BRENTWOOD, N.Y. (CBSNewYork) — When we pay respect to generations of U.S. veterans on Saturday, some on Long Island will be grateful for much-needed repairs to their unusable kitchen.

CBS2’s Jessica Layton was on hand for lunch time inside the Brentwood VFW post in Suffolk County.

The problem is, anytime the post’s members want something cooked they have to call a caterer or bring it from home.

“We are in need of repair of our facilities,” Commander Sabrina Lacey said.

Lacey was talking about the hall’s kitchen.

The decades-old stove and refrigerators broke down long ago, and the crumbling roof leaks badly when it rains.

The aging veterans who use the hall said they simply can’t afford the needed repairs.

Now, they’re getting a big helping hand from the retired NYPD officer.

“We’re going to buy refrigerators, a stove, we’re going to buy plates, we’re going to buy utensils,” retired NYPD officer Sean Acosta said.

Acosta said he owes his freedom to the veterans who fought the country’s battles, but his charitable gift doesn’t cover the bigger problem for veterans halls. Since 1990, membership has dropped by more than a million.

In the last year, five VFW halls have shut down in Suffolk County including one in Bay Shore.

Local lawmakers want the state to help out by changing the law about who can receive municipal grant money.

“They can only be given to towns, villages, fire departments, ambulance crews, but not the veterans halls,” State Senator Phil Boyle said.

Senator Boyle said if the legislation is passed it could mean millions of dollars for the struggling clubs. The measure was introduced several years ago and has already passed the state Senate twice. It has yet to pass in the assembly.

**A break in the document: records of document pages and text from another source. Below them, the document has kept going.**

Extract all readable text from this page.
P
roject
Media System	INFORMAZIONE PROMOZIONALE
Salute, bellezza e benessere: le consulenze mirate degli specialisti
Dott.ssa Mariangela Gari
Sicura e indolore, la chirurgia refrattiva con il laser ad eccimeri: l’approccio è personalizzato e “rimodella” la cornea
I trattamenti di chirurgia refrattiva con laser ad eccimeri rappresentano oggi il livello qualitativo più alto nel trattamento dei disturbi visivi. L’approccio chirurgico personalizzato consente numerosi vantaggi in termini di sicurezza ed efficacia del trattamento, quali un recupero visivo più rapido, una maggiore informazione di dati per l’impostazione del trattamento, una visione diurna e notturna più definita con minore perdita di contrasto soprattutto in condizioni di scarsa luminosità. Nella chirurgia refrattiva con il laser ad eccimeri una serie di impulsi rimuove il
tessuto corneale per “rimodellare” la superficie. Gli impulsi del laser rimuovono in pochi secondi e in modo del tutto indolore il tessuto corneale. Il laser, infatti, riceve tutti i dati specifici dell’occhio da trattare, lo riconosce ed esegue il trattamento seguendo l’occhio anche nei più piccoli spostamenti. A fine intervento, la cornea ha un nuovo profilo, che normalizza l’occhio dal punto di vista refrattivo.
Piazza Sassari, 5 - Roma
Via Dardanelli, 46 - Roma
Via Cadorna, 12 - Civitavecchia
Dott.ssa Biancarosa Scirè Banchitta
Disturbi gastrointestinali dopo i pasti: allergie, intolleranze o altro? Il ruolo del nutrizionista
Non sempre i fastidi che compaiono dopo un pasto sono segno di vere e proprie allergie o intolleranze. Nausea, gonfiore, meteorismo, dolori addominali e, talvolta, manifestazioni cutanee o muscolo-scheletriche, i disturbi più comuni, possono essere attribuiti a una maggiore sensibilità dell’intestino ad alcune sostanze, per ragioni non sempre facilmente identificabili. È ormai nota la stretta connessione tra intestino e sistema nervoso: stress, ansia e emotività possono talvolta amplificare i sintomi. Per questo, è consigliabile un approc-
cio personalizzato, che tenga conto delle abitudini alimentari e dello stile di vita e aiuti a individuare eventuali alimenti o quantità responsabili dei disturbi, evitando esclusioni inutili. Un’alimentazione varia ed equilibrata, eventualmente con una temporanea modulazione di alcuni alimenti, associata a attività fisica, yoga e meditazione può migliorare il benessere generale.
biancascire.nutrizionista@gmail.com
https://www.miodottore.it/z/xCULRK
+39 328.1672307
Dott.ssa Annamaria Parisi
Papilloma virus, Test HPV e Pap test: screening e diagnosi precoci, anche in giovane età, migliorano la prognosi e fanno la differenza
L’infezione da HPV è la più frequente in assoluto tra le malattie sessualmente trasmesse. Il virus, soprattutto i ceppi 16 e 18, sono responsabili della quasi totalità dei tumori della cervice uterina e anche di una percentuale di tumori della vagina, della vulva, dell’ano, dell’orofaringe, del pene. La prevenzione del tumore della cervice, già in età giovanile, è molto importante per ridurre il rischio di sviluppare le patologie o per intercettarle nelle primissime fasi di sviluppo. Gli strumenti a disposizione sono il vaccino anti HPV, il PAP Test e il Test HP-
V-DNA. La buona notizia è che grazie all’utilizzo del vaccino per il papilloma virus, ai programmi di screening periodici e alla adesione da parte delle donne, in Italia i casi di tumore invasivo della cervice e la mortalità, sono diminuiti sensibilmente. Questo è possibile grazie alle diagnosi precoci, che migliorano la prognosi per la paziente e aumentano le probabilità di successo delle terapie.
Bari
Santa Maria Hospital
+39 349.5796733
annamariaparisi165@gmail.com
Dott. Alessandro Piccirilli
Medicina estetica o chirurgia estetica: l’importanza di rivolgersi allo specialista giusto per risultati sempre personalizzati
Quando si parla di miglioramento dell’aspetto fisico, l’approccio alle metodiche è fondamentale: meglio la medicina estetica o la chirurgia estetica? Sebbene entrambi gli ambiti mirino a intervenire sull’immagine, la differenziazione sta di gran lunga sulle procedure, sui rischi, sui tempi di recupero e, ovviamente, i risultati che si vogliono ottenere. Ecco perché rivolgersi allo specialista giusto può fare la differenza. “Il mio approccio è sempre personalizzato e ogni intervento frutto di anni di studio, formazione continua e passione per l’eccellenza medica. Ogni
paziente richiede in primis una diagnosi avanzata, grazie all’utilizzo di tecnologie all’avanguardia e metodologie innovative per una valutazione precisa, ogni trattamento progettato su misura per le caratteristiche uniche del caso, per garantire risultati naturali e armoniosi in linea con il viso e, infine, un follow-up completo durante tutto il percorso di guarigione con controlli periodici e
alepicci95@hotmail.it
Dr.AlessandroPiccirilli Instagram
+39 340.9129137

Veterans fear more halls will close as they struggle to boost membership and the hall’s sagging image.

“I use this hall all the time, so I’m hoping we can get the new veterans as well as the old to join our family,” retired Marine Jeremiah Simpson said.

Whether they’ll get the help in the form of taxpayer funds will be decided when state lawmakers return to Albany.